En 1998-1999, se déroulent les premières actions de fauchage et même de destruction de serres - plus discutables. L’effet est immédiat. Sur le plan politique d’abord : Dominique Voynet se met à réclamer un moratoire (alors que le gouvernement Jospin avait auparavant accepté les OGM). Sur le plan scientifique ensuite : Allègre lance des appels d’offre pour étudier les conséquences des OGM végétaux (qui existent alors déjà depuis dix ans).
La recherche publique à la traîne
Selon la Fondation sciences citoyennes, depuis 30 ans, il y a eu mise en place d’une recherche pilotée par les marchés avec trois grands acteurs : l’État, les chercheurs et les marchés.

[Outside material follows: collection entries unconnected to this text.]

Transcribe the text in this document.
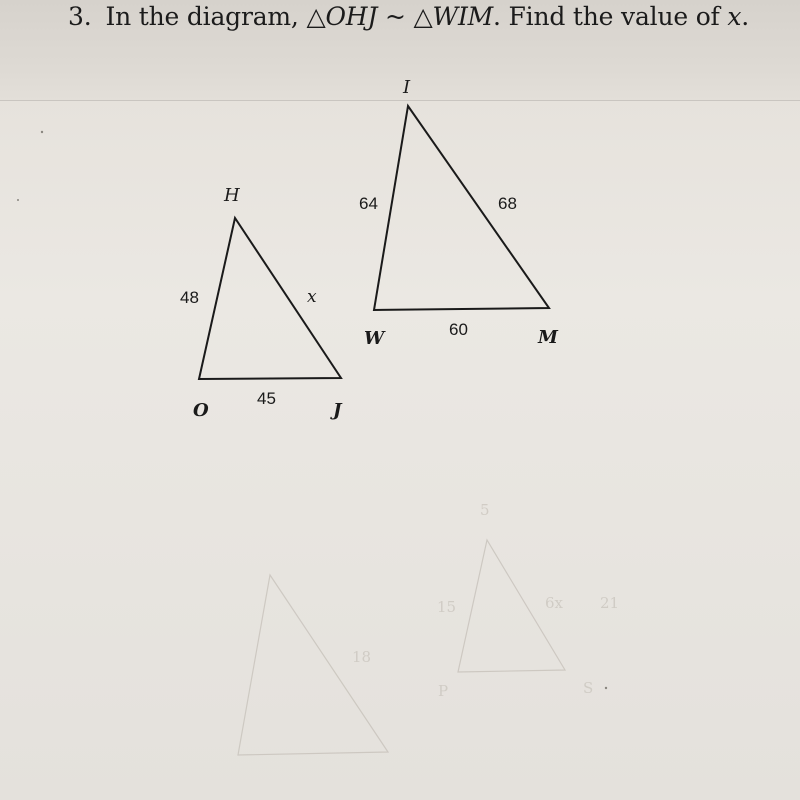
3. In the diagram, △OHJ ~ △WIM. Find the value of x.
15	6x 21
18
S
5
P
H
O	J
48	x
45
I
W	M
64	68
60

Les années quatre-vingt-dix ont vu l’irruption des associations de malades, des écolos... Bref, le mouvement social. Ces nouveaux acteurs remettent en cause l’abandon de la science aux seuls scientifiques et le monopole de l’État pour ce qui est de la représentation de l’intérêt général. C’est compréhensible suite aux dossiers « publics » du nucléaire (Tchernobyl, le secret militaire français), du sida (le sang contaminé) et plus récemment des OGM. Contrairement à ce que prétend la CGT-Inra, heureusement que des « groupes de pression » alertent sur « quelle recherche [est] porteuse de mort ».
Il y a aujourd’hui une appropriation du savoir dans les luttes : les faucheurs volontaires sont scientifiquement aussi (voire plus) calés que la CGT-Inra sur le problème OGM. Surtout, ils sont plus sincères que beaucoup de chercheurs OGM de l’Inra, discrètement investis dans des multinationales ou des start-up (cf. les signataires de l’appel « Défendons la recherche »). [4]
La CGT-Inra réagit comme beaucoup de scientifiques qui vivent mal leur perte d’autonomie. Pour eux, il y a 30 ans, les marchands ont profané le temple du savoir et maintenant, ce sont les profanes qui veulent y entrer ! C’est la posture inverse qu’il faut adopter. La recherche publique doit s’appuyer sur les mouvements sociaux et sur l’espace public pour repousser les tenants du marché : elle a plus d’intérêts communs avec les mouvements sociaux qu’avec les capitalistes. Espérons que la CGT-Inra comprendra que les faucheurs sont un appui contre les dérives marchandes qu’ils dénoncent.